Imagine a function that map (x,y) -> z

Imagine if we draw a bunch of curve where the value of z is the same. So that z is "potential field". The gradient is the steepest way to reach bottom.

I found such pictures

Now, I am a bit confused with the picture.

The path perpendicular to the equipotential curves are indeed the black line. So that means if we want to go to steepest descent we must "zig zag". I must be missing something here

The gradient is NOT the direction that points to the minimum or maximum

I can see that it's an elipse. Say someone wants to go to the place with the lowest z (say in the middle), at the least distance possible, by following gradients. Which path he'll follow?

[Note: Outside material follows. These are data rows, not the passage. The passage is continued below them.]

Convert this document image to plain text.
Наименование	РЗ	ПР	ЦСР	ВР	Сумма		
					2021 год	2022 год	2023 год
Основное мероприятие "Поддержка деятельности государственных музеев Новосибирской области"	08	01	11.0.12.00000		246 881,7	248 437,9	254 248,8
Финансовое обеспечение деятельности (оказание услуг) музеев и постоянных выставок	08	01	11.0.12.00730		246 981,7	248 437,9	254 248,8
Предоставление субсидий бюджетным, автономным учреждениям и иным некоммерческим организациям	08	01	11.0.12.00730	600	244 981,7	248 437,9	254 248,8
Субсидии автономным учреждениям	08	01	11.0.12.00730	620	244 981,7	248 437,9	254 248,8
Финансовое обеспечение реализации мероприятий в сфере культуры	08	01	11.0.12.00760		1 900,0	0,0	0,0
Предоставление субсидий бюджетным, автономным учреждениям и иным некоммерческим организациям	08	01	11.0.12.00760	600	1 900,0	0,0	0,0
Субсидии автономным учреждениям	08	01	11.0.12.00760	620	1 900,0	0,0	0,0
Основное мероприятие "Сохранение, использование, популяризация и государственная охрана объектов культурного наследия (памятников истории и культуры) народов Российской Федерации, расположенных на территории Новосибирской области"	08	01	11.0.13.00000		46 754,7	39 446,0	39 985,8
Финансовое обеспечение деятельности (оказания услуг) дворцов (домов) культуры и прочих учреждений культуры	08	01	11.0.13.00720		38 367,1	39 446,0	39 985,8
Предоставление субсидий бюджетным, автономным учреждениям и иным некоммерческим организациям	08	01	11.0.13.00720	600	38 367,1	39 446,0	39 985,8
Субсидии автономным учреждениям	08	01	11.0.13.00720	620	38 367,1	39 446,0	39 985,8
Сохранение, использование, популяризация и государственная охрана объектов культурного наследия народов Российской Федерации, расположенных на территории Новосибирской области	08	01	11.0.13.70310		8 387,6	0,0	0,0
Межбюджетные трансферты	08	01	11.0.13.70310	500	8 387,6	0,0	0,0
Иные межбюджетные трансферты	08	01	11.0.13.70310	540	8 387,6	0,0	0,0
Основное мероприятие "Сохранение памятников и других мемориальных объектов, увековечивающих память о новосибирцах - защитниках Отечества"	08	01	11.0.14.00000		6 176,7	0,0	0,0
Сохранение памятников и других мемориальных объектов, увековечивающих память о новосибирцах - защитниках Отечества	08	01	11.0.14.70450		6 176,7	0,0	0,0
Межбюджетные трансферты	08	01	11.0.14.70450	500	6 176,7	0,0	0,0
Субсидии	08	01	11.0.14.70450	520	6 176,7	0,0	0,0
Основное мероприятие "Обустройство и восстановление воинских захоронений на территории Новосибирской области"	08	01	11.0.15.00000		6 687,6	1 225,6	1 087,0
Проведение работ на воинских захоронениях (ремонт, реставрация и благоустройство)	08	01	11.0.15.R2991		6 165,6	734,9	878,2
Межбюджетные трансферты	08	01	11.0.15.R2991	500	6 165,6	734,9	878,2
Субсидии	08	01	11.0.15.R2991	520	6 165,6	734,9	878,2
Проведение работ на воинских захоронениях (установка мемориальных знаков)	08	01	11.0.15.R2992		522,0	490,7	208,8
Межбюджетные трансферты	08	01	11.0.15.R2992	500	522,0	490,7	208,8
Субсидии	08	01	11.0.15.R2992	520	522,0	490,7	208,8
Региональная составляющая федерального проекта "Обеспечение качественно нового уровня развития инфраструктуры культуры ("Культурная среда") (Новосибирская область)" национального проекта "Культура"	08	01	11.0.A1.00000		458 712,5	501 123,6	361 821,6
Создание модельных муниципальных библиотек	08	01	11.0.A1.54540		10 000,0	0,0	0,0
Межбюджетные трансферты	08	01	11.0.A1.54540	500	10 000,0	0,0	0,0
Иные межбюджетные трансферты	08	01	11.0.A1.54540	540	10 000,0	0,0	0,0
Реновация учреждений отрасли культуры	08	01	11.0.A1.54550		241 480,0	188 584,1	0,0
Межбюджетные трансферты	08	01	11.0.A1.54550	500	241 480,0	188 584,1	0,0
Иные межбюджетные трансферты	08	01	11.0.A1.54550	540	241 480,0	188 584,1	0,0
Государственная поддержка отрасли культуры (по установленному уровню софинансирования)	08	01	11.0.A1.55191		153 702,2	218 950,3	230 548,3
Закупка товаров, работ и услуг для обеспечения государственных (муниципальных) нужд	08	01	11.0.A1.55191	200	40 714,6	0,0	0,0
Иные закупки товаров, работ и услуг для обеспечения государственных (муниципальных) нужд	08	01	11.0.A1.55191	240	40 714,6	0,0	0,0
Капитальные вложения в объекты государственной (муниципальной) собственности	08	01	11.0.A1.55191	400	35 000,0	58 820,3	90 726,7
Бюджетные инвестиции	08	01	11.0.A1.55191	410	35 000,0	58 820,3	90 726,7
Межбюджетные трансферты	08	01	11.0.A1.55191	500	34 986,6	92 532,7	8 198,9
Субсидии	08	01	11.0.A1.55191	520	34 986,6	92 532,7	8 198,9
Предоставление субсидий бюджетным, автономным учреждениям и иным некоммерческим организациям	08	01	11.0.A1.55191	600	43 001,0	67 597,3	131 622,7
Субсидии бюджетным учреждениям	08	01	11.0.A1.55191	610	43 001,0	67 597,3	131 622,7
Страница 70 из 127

It looks like he'll follow the zig zag black path. After all at first point, the gradient does point to the left. Hmmm... But the blue path seems shorter.

How do we explain this?

What would be the path of always following gradient anyway for the corresponding graphs?

Answer 1

The step size $\alpha_k$ is chosen in a way that it minimizes the objective function at current iteration. Let's note $\varphi$ the value of the objective function f at the next iterate $x_{k+1} = x_k -\alpha \nabla f(x_k)$

$$\varphi : \alpha \to f(x_k - \alpha \nabla f(x_k))$$

the necessary condition implies that $\varphi '(\alpha_k) = 0$ (the derivative with respect to $\alpha_k$ is zero, as we want the step $\alpha_k$ to minimize the function at each iteration)

If you develop the expression $$\varphi '(\alpha_k)=\langle-\nabla f(x_k),\nabla f(x_k - \alpha_k\nabla f(x_k))\rangle = \langle -\nabla f(x_k),\nabla f(x_{k+1})\rangle = 0$$

you'll find out that two successive directions are perpendicular!